In this chapter, we’ll see more code examples like the one above. Don’t worry about the syntax or how the language works. The focus is on the concepts.

Here, we can mutate the data by adding or removing elements. Now imagine multiple parts of an application running in parallel and having access to the list simultaneously. What could happen if, in the middle of some operation, the value changes because of another process?

It’s hard to predict and can cause headaches for developers. That’s why many features and libraries in these imperative languages offer mechanisms to help us lock and synchronize the changes. However, that’s not the only way. Functional programming offers a better alternative.

Moving to functional programming

In this course, we’ll learn about anonymous functions, free and bound variables, and functions as first-class citizens. Each of these come from the lambda calculus computation model, created by Alonzo Church in the 1930s.

Lambda calculus is the smallest universal language that can simulate any real computation that’s Turing complete.
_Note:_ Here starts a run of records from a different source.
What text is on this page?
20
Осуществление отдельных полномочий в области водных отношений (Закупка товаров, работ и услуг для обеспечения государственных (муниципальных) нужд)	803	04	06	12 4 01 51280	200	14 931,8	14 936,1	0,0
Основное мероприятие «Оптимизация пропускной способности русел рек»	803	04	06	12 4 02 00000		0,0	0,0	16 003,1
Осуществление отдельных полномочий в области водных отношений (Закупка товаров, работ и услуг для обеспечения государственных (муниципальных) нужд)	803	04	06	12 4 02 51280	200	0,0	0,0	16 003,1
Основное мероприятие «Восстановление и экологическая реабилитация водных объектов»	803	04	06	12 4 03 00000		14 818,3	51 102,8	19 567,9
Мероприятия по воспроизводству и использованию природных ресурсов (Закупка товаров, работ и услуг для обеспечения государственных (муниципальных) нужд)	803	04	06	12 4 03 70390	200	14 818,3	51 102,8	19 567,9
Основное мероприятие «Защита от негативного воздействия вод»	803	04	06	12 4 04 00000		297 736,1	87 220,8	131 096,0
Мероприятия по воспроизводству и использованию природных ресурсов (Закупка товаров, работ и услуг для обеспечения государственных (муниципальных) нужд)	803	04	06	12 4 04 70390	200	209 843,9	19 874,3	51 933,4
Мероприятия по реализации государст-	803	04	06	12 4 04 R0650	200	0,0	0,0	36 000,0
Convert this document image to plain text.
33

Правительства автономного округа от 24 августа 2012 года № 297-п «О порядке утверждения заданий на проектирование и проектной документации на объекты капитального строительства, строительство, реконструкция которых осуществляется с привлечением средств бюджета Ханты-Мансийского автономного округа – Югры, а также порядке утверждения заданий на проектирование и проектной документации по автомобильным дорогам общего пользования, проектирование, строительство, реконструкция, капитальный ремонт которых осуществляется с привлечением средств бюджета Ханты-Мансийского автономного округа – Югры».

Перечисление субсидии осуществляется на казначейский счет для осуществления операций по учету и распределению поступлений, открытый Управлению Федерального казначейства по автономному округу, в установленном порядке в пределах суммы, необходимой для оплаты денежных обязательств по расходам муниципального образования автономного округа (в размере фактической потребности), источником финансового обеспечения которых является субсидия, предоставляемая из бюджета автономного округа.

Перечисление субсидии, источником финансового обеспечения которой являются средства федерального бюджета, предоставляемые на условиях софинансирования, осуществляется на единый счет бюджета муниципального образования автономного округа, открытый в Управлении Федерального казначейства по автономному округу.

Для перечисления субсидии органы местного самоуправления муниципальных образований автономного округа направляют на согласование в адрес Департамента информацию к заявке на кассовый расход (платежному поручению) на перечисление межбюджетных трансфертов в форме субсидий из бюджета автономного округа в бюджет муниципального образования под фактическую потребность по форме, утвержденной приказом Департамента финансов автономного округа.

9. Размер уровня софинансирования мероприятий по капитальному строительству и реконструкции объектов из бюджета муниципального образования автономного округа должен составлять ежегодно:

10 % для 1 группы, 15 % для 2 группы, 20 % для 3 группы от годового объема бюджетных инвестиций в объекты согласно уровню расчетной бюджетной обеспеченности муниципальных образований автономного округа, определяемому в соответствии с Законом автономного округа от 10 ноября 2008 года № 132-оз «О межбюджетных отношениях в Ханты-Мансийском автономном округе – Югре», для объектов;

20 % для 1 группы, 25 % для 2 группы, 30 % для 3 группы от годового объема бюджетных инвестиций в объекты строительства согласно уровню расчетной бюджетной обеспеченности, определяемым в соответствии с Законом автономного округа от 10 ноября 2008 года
If we see a programming language with lambdas, we can be sure that Church’s model has influenced it.

With a functional language like Elixir, we’ll make better use of our CPU multi-cores, writing shorter and more explicit code. When we apply the functional paradigm in a functional language, we write code that lives harmoniously with the language. But it doesn’t come for free. We must understand and follow these core principles: immutability, functions, and declarative code.

This chapter will examine these principles in detail and see how the functional foundation is better prepared for modern demands.